Never underestimate the power of story, says Hanlon. Take Pom Wonderful: Its Web site includes an entire history of the company and the pomegranate itself. "All brands are a narrative; the story is what draws us in," says Hanlon.
Once customers are in, it's often a company's value system, or creed, that keeps them coming back. Zipcar has been careful to partner only with companies that jibe with its own brand.
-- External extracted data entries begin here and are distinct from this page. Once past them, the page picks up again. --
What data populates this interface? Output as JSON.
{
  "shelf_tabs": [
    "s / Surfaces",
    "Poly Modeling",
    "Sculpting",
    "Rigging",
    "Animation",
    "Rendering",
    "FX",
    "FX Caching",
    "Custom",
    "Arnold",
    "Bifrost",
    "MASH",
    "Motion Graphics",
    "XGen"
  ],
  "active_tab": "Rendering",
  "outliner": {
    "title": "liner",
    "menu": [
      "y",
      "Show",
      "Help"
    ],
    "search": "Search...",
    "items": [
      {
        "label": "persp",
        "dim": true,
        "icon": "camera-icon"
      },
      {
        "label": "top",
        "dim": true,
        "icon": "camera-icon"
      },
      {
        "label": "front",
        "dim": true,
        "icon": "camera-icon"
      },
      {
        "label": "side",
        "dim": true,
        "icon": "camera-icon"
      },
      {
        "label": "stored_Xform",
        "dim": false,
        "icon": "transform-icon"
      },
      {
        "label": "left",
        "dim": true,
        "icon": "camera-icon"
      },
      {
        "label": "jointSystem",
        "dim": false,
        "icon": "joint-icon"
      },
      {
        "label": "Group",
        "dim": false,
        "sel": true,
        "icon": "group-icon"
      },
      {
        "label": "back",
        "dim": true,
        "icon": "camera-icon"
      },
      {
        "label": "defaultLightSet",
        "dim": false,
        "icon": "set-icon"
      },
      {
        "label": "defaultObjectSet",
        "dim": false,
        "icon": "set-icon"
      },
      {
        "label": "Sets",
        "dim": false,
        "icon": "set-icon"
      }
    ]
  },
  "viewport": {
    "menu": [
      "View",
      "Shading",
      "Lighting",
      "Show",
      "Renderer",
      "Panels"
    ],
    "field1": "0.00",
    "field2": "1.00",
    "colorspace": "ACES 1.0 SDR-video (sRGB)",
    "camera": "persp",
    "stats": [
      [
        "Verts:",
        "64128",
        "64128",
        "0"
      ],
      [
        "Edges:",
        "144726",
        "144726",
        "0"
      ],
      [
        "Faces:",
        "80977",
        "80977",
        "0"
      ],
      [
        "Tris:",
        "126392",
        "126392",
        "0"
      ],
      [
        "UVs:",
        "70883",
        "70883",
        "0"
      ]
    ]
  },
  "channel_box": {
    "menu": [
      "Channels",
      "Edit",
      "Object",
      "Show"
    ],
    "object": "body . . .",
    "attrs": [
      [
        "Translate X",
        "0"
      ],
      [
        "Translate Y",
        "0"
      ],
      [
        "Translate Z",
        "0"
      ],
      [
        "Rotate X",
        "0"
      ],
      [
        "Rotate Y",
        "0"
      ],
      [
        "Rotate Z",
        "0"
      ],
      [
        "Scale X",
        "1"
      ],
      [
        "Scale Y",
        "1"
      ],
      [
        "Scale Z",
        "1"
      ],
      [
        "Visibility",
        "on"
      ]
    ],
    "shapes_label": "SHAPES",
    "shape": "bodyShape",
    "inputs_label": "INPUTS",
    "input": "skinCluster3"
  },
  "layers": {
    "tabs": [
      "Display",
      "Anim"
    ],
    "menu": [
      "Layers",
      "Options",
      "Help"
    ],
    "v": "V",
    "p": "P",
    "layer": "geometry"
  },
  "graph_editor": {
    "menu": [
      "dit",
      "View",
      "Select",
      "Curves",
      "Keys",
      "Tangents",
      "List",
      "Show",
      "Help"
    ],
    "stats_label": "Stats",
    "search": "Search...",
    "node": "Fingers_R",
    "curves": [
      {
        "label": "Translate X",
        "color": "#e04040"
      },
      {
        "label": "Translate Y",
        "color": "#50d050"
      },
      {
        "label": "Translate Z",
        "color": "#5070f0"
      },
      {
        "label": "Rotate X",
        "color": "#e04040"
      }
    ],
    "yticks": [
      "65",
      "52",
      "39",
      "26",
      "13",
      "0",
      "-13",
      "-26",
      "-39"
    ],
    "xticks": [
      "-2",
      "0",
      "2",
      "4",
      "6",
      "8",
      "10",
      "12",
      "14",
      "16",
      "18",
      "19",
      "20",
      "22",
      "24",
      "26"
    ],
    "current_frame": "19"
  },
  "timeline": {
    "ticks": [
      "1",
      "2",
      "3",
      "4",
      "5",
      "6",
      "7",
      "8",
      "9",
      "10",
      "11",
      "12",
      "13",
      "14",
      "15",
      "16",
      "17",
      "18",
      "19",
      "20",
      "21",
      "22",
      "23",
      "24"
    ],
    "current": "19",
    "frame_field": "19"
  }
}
So far, Zipcar has successfully cross-promoted with XM Satellite Radio (XMSR), Whole Foods Market (WFMI), and Ikea, but "couldn't imagine putting a Hyundai or a GM (GM) into our fleet, because they don't fit the values of our urban environment," says Griffith. He says the trust the company builds through disciplined partnerships is a big reason why one-third of all new Zipcar business is driven directly through word of mouth.
BIGGER THINGS TO COME.
Heavy.com is another small company that holds its own in street cred. Its viral videos and clips aimed at 18- to 34-year-old guys spread quickly among the 12.5 million users who visit the site each month.
For Heavy.com's staff, the most difficult task isn't trying to invent the next big thing but rather allowing users to communicate what they'd like the site to be. The result is continual reinvention. One of the latest additions is the "massive mating game," where users watch videos of women, then answer trivia questions about them. The grand prize? A "mac-daddy date in Vegas with one of the girls."
Aside from having great brands, all of these small companies have one thing in common: They probably won't be small for long. Growth among them has been prodigious. Zipcar, for instance, expects to double last year's revenues, going from $15 million to $30 million. And Heavy.com went from more than $5 million in revenue last year to an estimated $15 million to $20 million this year.
In the end, successful companies find what their particular customers want and the most creative ways to give it to them. "Imitation is the sincerest form of boredom—it's easy to rip off someone else's great idea," says Hanlon. "The main thing to be is to be different."